According to Richard Handler and Eric Gable’s The New History in an Old Museum (1997), Ada Louise Huxtable, the famous architecture critic, said in response to Colonial Williamsburg’s opening that it was “preparing the way for the new world order of Disney Enterprises,” a condition that would “systematically” foster “the replacement of reality with fantasy.” Huxtable believed that such ventures would teach Americans “to prefer---and believe in---a sanitized and selective version of the past.” I think that’s true, for that institution and many others like it continue to thrive. It thrives because they succeeded at finding the right packaging and the right amount of verve to sell history as a commodity just like bread with the “Wonder” label added.

Many have gone further in their condemnation of Colonial Williamsburg characterizing it as metaphorically too clean and a sell out to the obligation of historical integrity for the dollar, or more recently, some eighteen dollars per person or more. Huxtable herself liked the word “sanitized, ” for in addition to the colonial costumes, carriages, and houses that have been so splendidly reproduced or restored on an original colonial site, there were many other realities for the religiously oppressed, the slave, and the indentured (44). Where are the slaves, who numbered more than the whites, and the poor whites in rags, the Catholics hiding and practicing their religion in dark corners, the shanties, the all pervasive smell of sewage and animal manure, the slave auctions, and those bound in chains and dragged through the streets like livestock? These are some of the exclusions from the streets of this colonial capitol.

Colonial Williamsburg staged a re-creation of a slave auction some ten years ago, but the public simply couldn’t handle it. There was much protest, and this reenactment was removed from the schedule. On any given day 200 plus year old reproductions of Colonial Williamsburg’s daily paper are printed and made available to visitors. Prominent in the classified section are advertisements for slave auctions and missing slaves, yet seeing that in the flesh was too much for audiences. The decision to abridge history at places like Colonial Williamsburg perhaps is justified for Americans may simply like their mix of entertainment and history with ice rather than straight up.

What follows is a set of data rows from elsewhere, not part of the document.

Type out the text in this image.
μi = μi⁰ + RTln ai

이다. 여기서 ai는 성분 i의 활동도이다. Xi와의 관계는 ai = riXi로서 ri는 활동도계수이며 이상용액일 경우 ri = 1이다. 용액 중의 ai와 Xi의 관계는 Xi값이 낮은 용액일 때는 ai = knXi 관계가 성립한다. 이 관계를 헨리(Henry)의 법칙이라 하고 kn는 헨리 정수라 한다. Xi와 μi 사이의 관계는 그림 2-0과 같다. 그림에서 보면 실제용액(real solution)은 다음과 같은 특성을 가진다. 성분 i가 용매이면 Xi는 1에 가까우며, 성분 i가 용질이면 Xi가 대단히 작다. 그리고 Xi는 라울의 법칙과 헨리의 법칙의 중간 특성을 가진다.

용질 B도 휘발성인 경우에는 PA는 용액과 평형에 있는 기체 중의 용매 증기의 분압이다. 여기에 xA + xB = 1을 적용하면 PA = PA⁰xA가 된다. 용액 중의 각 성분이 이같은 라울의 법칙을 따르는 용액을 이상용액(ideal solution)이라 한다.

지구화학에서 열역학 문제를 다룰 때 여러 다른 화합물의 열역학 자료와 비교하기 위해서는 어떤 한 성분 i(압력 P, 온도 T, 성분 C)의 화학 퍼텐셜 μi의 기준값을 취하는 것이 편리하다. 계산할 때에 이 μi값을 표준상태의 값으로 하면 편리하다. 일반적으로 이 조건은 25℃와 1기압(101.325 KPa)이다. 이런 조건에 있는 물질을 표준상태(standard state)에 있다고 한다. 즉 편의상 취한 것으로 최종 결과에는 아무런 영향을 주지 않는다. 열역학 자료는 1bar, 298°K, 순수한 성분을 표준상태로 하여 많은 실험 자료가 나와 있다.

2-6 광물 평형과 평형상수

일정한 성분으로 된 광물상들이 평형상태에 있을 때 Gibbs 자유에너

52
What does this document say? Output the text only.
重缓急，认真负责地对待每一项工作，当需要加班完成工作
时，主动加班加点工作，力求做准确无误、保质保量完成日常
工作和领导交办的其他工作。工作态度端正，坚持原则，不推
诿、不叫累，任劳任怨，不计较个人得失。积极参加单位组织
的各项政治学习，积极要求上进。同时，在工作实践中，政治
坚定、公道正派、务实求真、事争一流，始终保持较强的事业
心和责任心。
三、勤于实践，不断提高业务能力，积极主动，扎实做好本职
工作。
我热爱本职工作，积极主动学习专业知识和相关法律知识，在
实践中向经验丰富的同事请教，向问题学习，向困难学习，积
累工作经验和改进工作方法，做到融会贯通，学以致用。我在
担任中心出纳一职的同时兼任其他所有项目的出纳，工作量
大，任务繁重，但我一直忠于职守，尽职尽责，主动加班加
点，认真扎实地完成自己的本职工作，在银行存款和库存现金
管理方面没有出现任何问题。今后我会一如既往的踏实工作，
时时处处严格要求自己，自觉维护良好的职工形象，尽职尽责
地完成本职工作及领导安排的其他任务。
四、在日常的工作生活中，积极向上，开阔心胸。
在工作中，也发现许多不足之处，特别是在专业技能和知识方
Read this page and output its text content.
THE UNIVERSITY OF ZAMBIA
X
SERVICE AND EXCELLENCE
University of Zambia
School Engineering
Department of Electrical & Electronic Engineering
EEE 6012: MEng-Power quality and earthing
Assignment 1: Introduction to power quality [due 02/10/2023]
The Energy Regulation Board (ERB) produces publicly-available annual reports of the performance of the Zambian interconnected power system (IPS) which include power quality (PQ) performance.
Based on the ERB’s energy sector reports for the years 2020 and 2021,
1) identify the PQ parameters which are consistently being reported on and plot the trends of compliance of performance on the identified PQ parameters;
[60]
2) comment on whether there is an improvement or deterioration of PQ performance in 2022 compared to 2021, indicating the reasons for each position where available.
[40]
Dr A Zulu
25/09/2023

Do we want to be reminded of all the inhumanities to our fellow man that underscore the building of this nation by portraying history as it was in the living history museum? Or do we spend the day walking across its pristine village green surrounded by pristine period homes to the sound of horse hooves, ringing anvils, and re-enactors in well- laundered costumes? The visiting public, that has become even more inclusive in recent years, hasn’t demanded much more “history” than they have been getting for the last 60 years at Colonial Williamsburg, so what makes us think that our history of history telling will change at institutions like this? With greater public cognizance of the many embarrassment of our nation’s history , it might be that much of the public simply prefers Disneyification?